Eight hours in the emergency room and12 in a hospital room with my mother. And brother.
It wasn’t hell, but it sure was as close to purgatory as I can imagine.
At my insistence and her doctor’s recommendation, we took my mother to the emergency room soon after I arrived on Tuesday. She had a minor fall just before the weekend, and the doctor wanted to get her an x-ray and also — as long as she was there — get the blood and urine tests taken for which she was long overdue.
The emergency room only had one doctor on the premises. And then it turned out that the hospital itself didn’t have ANY doctors on the premises when they finally admitted my mother just after midnight.
The nurses, however, were outstanding — except for one. But there’s always one, isn’t there.
While it turned out that my mother hadn’t broken anything, she did have a major urinary tract infection going, and they hooked her up to an intravenous antibiotic.
HOWEVER, they couldn’t hook her up until they could calm her down, since her dementia was in full swing and she kept trying to fight everyone off. Solution? Drugs, of course.
EXCEPT we have yet to find a drug that will calm her down. Stuff like Xanax has the reverse affect. They finally had to resort to morphine. As long as she was totally knocked out, everything was fine. (Well, fine for her. My brother and I got no sleep, and the most we ate in all that time were cheese sandwiches and potato chips from the nearby convenience store. My reflux was starting to protest.)

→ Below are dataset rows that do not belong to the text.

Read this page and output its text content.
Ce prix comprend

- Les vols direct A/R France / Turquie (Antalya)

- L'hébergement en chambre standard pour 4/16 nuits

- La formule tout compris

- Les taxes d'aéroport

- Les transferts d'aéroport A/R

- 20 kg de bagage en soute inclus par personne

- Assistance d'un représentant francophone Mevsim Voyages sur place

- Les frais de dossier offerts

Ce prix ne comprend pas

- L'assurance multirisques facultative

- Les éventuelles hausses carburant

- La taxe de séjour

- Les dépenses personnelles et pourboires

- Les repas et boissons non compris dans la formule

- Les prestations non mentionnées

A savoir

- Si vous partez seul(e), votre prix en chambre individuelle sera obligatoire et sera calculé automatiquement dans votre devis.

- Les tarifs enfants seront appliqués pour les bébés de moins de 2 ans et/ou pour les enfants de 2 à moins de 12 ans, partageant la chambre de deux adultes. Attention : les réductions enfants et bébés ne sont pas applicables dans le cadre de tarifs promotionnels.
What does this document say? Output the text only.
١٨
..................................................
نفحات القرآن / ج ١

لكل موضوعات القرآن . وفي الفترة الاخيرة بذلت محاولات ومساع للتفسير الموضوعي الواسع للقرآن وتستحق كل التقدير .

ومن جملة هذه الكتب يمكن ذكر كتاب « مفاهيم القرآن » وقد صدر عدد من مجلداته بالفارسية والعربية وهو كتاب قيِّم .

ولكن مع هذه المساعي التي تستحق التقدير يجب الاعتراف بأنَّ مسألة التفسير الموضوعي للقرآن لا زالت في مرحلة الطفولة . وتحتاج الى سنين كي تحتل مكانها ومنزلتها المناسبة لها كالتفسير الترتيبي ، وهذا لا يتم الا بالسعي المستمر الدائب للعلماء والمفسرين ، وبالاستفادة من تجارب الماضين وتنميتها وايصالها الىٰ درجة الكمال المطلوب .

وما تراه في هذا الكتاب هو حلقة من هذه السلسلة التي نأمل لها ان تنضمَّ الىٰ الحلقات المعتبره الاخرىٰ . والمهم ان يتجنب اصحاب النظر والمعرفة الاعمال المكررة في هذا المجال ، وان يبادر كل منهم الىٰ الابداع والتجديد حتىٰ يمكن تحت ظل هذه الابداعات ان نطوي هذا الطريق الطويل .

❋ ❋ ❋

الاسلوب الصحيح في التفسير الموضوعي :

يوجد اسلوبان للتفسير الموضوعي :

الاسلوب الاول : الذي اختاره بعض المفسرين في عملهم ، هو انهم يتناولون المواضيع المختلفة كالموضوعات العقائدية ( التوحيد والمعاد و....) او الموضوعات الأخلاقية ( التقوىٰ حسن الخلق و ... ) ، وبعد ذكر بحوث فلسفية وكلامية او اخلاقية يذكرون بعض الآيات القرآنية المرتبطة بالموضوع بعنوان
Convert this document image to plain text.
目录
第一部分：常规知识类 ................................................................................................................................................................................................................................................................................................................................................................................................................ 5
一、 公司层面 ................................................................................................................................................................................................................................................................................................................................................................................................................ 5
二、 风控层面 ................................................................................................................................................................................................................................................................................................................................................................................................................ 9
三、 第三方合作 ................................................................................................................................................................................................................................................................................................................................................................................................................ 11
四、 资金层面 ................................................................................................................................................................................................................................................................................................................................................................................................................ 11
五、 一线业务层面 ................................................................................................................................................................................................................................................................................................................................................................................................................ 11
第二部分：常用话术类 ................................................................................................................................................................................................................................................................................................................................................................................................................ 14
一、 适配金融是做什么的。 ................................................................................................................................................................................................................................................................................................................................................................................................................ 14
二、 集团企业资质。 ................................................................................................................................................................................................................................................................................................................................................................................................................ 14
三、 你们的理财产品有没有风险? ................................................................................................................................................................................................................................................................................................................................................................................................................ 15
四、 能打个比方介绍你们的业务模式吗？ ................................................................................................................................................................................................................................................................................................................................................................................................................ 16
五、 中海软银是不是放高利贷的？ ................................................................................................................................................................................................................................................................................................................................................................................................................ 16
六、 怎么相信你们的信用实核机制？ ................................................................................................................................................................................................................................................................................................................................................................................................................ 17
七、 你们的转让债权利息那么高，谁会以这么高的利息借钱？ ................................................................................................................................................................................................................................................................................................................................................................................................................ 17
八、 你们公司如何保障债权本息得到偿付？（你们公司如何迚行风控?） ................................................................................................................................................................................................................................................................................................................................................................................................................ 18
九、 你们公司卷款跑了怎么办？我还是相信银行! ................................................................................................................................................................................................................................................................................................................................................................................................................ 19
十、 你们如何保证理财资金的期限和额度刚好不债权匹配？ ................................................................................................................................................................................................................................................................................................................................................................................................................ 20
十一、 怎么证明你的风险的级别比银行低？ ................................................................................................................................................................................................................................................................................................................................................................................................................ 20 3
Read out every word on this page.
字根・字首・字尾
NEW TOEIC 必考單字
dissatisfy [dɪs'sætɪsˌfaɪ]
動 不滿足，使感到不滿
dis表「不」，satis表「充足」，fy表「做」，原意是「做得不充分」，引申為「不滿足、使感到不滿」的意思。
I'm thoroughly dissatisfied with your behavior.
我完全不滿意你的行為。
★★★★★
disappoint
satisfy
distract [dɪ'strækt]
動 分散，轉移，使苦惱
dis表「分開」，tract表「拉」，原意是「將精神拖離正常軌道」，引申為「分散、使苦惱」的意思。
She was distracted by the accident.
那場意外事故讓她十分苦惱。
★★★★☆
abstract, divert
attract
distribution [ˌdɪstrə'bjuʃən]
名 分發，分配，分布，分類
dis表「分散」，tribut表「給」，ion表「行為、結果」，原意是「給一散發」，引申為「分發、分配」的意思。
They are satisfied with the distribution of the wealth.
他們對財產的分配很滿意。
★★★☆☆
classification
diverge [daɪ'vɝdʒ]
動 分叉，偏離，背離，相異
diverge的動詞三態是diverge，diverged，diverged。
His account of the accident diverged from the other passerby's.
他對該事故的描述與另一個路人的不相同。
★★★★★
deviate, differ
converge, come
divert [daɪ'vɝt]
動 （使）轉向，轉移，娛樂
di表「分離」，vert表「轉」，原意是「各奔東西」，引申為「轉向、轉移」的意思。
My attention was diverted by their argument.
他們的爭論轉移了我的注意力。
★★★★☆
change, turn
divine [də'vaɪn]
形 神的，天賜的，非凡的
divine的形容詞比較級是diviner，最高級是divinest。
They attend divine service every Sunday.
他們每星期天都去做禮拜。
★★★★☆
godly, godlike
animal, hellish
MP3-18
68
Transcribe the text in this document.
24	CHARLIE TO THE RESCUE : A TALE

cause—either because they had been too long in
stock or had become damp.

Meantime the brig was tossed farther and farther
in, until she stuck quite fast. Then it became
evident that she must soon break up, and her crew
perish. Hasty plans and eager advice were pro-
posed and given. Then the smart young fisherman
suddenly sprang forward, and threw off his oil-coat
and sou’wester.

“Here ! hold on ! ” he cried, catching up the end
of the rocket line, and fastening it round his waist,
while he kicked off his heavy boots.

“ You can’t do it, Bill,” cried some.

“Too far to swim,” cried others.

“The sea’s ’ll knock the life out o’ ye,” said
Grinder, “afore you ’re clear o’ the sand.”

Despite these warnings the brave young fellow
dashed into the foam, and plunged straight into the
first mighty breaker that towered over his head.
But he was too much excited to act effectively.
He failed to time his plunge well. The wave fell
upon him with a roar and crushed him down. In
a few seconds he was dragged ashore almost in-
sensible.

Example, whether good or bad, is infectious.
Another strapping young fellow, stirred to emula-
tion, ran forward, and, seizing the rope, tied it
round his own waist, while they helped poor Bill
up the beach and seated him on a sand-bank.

Recommendations from two neurologists indicated that she needs 24/7 supervised care. With relentless pressure from me, my brother has agreed to interview home health care workers from a private-pay operation that provides aides trained in geriatric caregiving. Taking care of a 93 year old with severe dementia and all sorts of aches and pains is not a one person job. “Just keep her comfortable,” one neurologist advised. (If only!)
When the Social Worker came in to tell us what our options would be for help when she got home, she suggested a place (private pay) that provided home aids that specialize in geriatric care. Being the assertive “bitch” sister that I am, I had her immediately call the head of the outfit, who came right over to give us the information even before we left the hospital.
One or two of the possible aides are supposed to come over tomorrow for interviews.
There is enough money available to pay for help with her care, but it’s not under my control.
My brother believes that I am a lying, controlling, manipulating bitch.
I’m just going to do whatever I have to do to make sure that my mother gets the compassionate care she needs to have at this stage of her life.
Now, at home, she often speaks gibberish, will fall down if she tries to stand up or walk by herself (which she constantly tries) and has a battery of meds that we all hope will make it easier on everybody. Much of the time she cries — one breath in and on the outbreath a two-note loud sigh. Over and over. For hours at a time. This is not new; it started months and months ago.
I can’t wait to get back to my home. And I want to make sure that my brother hires someone good to help him with my mother’s care. I just don’t know how long I can last here. My sciatica is really acting up from having to help her up and down.
There is no perfect solution to all of this. I’m just too ornery to give up trying for a decent one, for my mother’s sake.